Birlemiş Milletler, yine her zamanki misyonunu yerine getirdi: Dünyadaki sorunların tartışılacağı kalabalık ve ‘havalı’ toplantılar düzenlendi, hiçbir zaman yerine getirilmeyecek sözler verildi, anlamsız konuşmalar yapıldı ve ‘olaysız dağıldılar.’

Oysa dünya hiç olmadığı kadar büyük bir mültecilik sorunuyla karşı karşıya, savaşların yanı sıra kapitalist-emperyalist devletlerin politikaları sonucu ekonomisi çökmüş birçok ülkeden insan mülteciliğe zorlanmış durumda. BM’nin tek yanıtı kâğıt üzerinde güzel görünen boş sözler. Çünkü sorununun kaynağı, insanların terk etmek zorunda kaldığı ülkelerinde değil, tam da BM Genel Kurulu’nun düzenlendiği yerde.

19 Eylül’de BM üye ülkeleri ilk defa ‘geniş çaplı mülteci ve göçmen hareketine daha koordineli ve insani bir yaklaşım’ geliştirmek ve New York Deklarasyonu’nu imzalamak için bir araya geldi.

Sınır Tanımayan Doktorlar (MSF) deklarasyonun ciddiyetsizliğini şöyle anlattı:

“New York Deklarasyonu taslak haliyle iyi niyetli görünse de içeriğinde ciddi belirsizlikler barındırıyor. Üstelik deklarasyonda göçmen ve mültecilerin yaşam kalitesi ve koşullarını düzeltecek acil bir çözüm önerilmediği de açıkça görülüyor. MSF ekiplerinin Yunanistan, Meksika ve Kamerun’da gözlemlediği üzere, üye ülkelerin çoğu hâlihazırda bu maddelere aykırı hareket ediyor, mülteci ve göçmenlerin haklarını gözetmiyor.”

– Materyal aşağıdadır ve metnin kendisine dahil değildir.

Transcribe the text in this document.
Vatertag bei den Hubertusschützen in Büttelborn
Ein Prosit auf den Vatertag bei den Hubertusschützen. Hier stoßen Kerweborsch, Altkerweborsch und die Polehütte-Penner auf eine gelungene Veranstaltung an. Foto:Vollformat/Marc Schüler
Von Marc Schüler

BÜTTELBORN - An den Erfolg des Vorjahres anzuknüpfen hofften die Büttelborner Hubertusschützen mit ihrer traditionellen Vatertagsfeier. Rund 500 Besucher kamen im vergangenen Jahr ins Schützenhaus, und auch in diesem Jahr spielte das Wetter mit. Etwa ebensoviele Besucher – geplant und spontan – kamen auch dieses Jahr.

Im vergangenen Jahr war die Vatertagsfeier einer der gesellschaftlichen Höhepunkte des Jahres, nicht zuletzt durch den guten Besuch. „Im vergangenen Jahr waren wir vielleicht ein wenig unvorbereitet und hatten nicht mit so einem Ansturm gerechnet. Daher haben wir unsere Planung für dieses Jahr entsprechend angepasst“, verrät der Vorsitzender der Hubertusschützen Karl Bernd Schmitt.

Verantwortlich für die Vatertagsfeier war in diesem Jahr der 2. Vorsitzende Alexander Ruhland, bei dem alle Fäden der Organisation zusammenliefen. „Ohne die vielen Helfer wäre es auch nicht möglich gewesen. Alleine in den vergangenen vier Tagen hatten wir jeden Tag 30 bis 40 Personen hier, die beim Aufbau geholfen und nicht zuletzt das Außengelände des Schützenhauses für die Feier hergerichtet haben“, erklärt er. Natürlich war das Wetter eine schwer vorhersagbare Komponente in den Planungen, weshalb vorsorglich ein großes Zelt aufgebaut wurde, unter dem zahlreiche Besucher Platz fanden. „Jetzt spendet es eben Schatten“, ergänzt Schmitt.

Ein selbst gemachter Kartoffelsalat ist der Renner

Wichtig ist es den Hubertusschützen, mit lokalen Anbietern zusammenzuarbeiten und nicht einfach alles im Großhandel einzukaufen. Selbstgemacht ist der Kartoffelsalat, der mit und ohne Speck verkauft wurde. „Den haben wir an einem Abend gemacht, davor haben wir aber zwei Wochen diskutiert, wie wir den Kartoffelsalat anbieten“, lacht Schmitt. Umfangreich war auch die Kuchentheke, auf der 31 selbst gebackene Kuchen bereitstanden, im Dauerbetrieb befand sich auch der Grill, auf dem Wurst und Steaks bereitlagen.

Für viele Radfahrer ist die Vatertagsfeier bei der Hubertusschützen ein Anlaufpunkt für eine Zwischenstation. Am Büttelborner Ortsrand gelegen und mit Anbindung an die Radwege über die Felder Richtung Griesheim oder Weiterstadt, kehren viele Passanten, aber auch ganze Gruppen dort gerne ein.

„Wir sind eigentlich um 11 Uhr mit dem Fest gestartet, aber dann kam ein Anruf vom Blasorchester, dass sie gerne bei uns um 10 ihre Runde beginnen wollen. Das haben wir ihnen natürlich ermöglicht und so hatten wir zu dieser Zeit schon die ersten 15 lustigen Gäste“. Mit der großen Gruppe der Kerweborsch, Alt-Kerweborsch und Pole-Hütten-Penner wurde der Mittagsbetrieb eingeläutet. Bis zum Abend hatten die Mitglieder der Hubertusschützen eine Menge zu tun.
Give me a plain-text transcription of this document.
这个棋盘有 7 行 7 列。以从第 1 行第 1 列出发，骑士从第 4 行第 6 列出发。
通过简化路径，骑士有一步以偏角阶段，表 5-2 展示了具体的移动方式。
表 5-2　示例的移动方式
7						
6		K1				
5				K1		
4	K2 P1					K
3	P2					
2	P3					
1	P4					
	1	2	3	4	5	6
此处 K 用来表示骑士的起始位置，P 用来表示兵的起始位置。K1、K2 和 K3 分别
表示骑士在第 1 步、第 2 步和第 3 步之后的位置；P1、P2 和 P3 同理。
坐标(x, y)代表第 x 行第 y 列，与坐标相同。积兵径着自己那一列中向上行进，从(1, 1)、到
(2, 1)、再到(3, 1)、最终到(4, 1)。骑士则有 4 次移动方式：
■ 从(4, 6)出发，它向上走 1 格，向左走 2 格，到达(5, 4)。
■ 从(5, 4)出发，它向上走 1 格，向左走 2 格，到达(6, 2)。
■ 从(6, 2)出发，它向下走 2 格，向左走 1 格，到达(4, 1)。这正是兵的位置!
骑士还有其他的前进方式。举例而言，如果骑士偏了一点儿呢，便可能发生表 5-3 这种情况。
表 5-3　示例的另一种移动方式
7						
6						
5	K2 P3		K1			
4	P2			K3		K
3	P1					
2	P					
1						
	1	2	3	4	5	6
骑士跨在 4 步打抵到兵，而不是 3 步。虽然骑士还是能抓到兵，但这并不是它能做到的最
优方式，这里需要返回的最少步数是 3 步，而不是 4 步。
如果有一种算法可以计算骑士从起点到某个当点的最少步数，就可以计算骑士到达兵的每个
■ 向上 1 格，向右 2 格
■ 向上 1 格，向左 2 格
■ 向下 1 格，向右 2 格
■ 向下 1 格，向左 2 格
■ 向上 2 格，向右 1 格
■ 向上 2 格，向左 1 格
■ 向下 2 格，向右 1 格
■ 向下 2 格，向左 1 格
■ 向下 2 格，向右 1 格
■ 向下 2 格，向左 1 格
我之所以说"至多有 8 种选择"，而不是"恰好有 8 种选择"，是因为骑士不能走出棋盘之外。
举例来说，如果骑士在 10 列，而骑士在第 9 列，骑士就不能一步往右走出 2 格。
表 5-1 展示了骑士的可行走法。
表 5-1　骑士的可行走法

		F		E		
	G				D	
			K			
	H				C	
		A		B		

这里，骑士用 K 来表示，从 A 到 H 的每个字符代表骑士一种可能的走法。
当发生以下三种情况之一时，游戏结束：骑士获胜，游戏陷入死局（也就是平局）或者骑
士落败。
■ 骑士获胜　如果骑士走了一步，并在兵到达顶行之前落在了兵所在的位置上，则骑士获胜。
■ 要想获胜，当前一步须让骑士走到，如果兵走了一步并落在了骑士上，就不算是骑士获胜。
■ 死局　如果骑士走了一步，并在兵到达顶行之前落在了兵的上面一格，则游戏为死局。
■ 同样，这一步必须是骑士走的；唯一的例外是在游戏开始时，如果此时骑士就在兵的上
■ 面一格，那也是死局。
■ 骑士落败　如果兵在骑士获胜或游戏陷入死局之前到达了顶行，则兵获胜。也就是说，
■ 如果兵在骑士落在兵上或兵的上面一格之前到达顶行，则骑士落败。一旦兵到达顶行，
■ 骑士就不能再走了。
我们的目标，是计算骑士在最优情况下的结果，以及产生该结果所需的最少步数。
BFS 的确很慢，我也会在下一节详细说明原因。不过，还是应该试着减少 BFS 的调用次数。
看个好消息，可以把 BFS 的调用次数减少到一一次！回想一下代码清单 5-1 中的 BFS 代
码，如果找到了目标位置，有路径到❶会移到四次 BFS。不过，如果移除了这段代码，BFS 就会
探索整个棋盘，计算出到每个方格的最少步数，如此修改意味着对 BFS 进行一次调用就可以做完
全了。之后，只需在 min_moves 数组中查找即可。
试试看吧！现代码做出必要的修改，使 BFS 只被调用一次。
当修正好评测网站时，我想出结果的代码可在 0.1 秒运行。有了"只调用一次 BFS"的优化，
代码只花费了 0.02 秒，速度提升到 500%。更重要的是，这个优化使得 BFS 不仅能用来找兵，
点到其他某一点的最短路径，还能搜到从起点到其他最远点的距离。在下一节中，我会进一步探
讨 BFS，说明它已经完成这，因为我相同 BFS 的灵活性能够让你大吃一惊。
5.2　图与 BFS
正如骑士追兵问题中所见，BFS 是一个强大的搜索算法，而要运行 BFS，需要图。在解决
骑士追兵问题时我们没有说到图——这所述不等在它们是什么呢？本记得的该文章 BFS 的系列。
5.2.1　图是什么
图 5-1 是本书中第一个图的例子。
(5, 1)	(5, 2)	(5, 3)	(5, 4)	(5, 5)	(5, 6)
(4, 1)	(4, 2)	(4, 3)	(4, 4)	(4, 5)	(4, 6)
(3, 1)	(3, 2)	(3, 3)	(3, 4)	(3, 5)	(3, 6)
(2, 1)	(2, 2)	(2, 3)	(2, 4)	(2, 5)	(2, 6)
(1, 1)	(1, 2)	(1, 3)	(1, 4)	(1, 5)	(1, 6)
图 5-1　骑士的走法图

Mülteci kamplarında açlık, soğuk, polis saldırısı ve sınır dışı korkusu, hijyen koşulları olmadığından (Batı’da bitmiş olan) salgın hastalıklar, zatürre gibi (tedavisi Batı’da olan) solunum yolu hastalıkları kaynaklı bebek ve çocuk ölümleri var. Kampta olmayan mültecileri de bu koşulların yanı sıra aşağılanma, dışlanma, kölelik koşullarında çalıştırma ya da gerçek kölelik bekliyor.
Ve son BM toplantısı bir kez daha gösterdi ki, Batılı ülkelerin tek derdi ‘ülkelerine mülteci akınının olmaması.’ Yoksa Afrika, Ortadoğu veya başka bir coğrafyadaki mülteciler, duvarların ardından kendi kendilerine ölme hakkına sahip. Avrupa’nın, ABD’nin konusu değiller.

Örneğin, 350 bin Somalili mülteciyi barındıran Kenya’daki Dadaab Kampı dünyanın en büyük mülteci kampı. Yiyecek ve su en büyük sorun. Kampa sağlık hizmeti veren MSF’li doktorların notlarında, barınma ve yaşam alanlarının sağlıksız koşullarının da kampta yaşayan yüzbinlerce insanın sağlığını tehdit ettiği yer alıyor.

BM Mülteciler Yüksek Komiserliği’nin tek yaptığı ise, Somali ve Kenya hükümetleriyle imzalanan ortak anlaşmayla, mültecilerin, savaşın halen sürdüğü Somali’ye geri dönüşünü sağlamaya çalışmak oldu. Yani BM anlaşması, mültecilerin kampta değil savaşta ölmesinin yolunu açtı. Zaten anlaşma da kâğıt üzerinde kaldı. Anlaşmaya göre ülkelerine geri dönmek isteyen Somalililer gönüllü geri dönüş uygulamasıyla memleketlerine yerleştirilecekti. Ancak kaçtıkları koşullarda değişiklik olmadığı için Somalililer geri dönmedi.

Geri dönen küçük bir azınlık, savaşın ortasında kaldı.

Savaşın bitmediği ülkenin, ne kadar çatışmasız kalacağı bilinmeyen topraklarına mültecileri geri göndermeye çalışan Türkiye de Batı’dan kopyaladığı politikalarla Suriyelileri geri göndermenin yollarını arıyor. Bir yandan savaşı derinleştirip büyütürken diğer yandan ‘güvenli bölge’ arayışında olan iktidarın başarısız olacağını tahmin etmek zor değil. Beş yıl önce Suriye’de savaş çıkarırken de milyonlarca insanın mülteciliğe zorlanacağını görememişlerdi.

Umarım Cerablus’a geri gönderilenler, ülkelerine geri dönen Somalili mültecilerin kaderini paylaşmaz.